Nin Zong runzelte die Stirn und sah missbilligend zu Grauer Fuchs hinüber.
»Meister Ming verdient unser vollstes Vertrauen«, fuhr Ci fort. »Ein redlicher Mann, der mit seiner Ehrlichkeit und mit seiner Arbeit dazu beigetragen hat, das Wissen der Untertanen des Kaisers zu mehren«, sagte er. »Ein Mann, an dessen Wort man nicht zweifeln kann.«
»Eure Fragen«, mahnte der älteste Würdenträger.
»Entschuldigung, natürlich«, sagte Ci. »Meister Ming, erinnert Ihr Euch an den Tag, an dem mehrere Schüler, unter ihnen ich, die Leiche eines ertrunkenen Fahnders in der Präfektur von Lin’an untersuchten?«
»Selbstverständlich. Es handelte sich um einen ungewöhnlichen Fall, durch den Grauer Fuchs seinen Posten am Hof bekam. Das war zwei Tage vor den vierteljährlichen Examen.«
»Und während der Woche vor den Examen, dürfen die Schüler da die Akademie verlassen?«
»Auf keinen Fall. Das ist streng verboten. Wenn doch einmal ein Schüler aus Gründen höherer Gewalt das Gebäude verlassen muss, wird das von der Türwache notiert, etwas, das wie wir wissen, zu der Zeit nicht geschah.«
»Gut. Und wie bereiten sich die Schüler auf diese Quartalsexamen vor?«
»In dieser Woche verbringen die Schüler den ganzen Tag in der Bibliothek und die Nacht in ihren Zimmern, wo sie bis weit in die Morgenstunden hinein lernen.«
»Erinnert Ihr Euch, dass mir bei meinem Eintritt in die Akademie ein Zimmergenosse zugewiesen wurde?«
»Ja, wie jedem anderen Schüler auch. So ist es«, antwortete Ming.

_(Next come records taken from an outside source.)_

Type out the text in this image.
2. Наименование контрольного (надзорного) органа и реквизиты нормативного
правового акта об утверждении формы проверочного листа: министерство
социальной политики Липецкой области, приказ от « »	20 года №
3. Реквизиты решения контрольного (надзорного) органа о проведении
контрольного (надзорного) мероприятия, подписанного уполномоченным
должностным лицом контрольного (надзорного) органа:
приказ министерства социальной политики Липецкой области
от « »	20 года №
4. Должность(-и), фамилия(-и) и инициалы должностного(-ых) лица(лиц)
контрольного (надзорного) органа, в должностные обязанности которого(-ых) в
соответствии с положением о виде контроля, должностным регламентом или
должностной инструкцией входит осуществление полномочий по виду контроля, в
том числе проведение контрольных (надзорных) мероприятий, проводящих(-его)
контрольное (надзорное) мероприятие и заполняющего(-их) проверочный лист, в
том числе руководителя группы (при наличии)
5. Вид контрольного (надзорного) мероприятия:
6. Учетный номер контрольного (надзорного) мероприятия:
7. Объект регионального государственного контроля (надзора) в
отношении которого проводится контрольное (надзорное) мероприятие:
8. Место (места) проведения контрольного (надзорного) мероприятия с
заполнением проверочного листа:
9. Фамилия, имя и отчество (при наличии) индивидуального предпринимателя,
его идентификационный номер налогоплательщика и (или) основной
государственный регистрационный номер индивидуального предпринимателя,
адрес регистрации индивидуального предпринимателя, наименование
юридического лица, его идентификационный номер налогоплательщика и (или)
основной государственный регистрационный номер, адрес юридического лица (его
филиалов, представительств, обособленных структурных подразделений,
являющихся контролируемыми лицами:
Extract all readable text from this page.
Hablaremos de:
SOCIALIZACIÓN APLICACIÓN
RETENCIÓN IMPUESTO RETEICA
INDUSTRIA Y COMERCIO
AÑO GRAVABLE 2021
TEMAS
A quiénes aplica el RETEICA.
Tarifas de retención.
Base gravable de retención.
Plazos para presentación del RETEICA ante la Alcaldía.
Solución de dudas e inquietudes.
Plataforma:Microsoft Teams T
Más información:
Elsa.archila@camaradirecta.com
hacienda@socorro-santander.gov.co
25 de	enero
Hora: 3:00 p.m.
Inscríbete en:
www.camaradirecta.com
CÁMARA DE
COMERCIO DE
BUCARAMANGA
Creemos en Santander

»So dass also, abgesehen von diesem Register, auch mein Zimmergenosse glaubwürdig bezeugen könnte, ob ich in den Nächten vor dem Verbrechen die ganze Zeit in der Akademie war.«
»In der Tat, das könnte er.«
»Und könntet Ihr von dem Diebstahl berichten, der nach der Untersuchung der Leiche des Fahnders geschah?«
»Dem Diebstahl? Ach ja, du meinst das Entwenden deines Berichts. Eine unerfreuliche Geschichte«, sagte Ming und wandte sich an die versammelten Würdenträger. »Ci hatte einen detaillierten Bericht über den Tod Kaos ausgearbeitet, in dem er feststellte, dass er ermordet worden war. Einen Bericht, den sein Zimmergenosse stahl und als seinen eigenen präsentierte, um sich den Posten am Kaiserlichen Hof zu sichern.«
»Meister Ming, eine letzte Frage. Erinnert Ihr Euch an den Namen meines Zimmergenossen aus dieser Zeit?«
»Natürlich, Ci. Dein Zimmergenosse war Grauer Fuchs.«
Mit gespielter Empörung erhob sich Grauer Fuchs und bat darum, den Professor ebenfalls verhören zu dürfen. Zuvor hatte Feng ihm einen Zettel zugeschoben.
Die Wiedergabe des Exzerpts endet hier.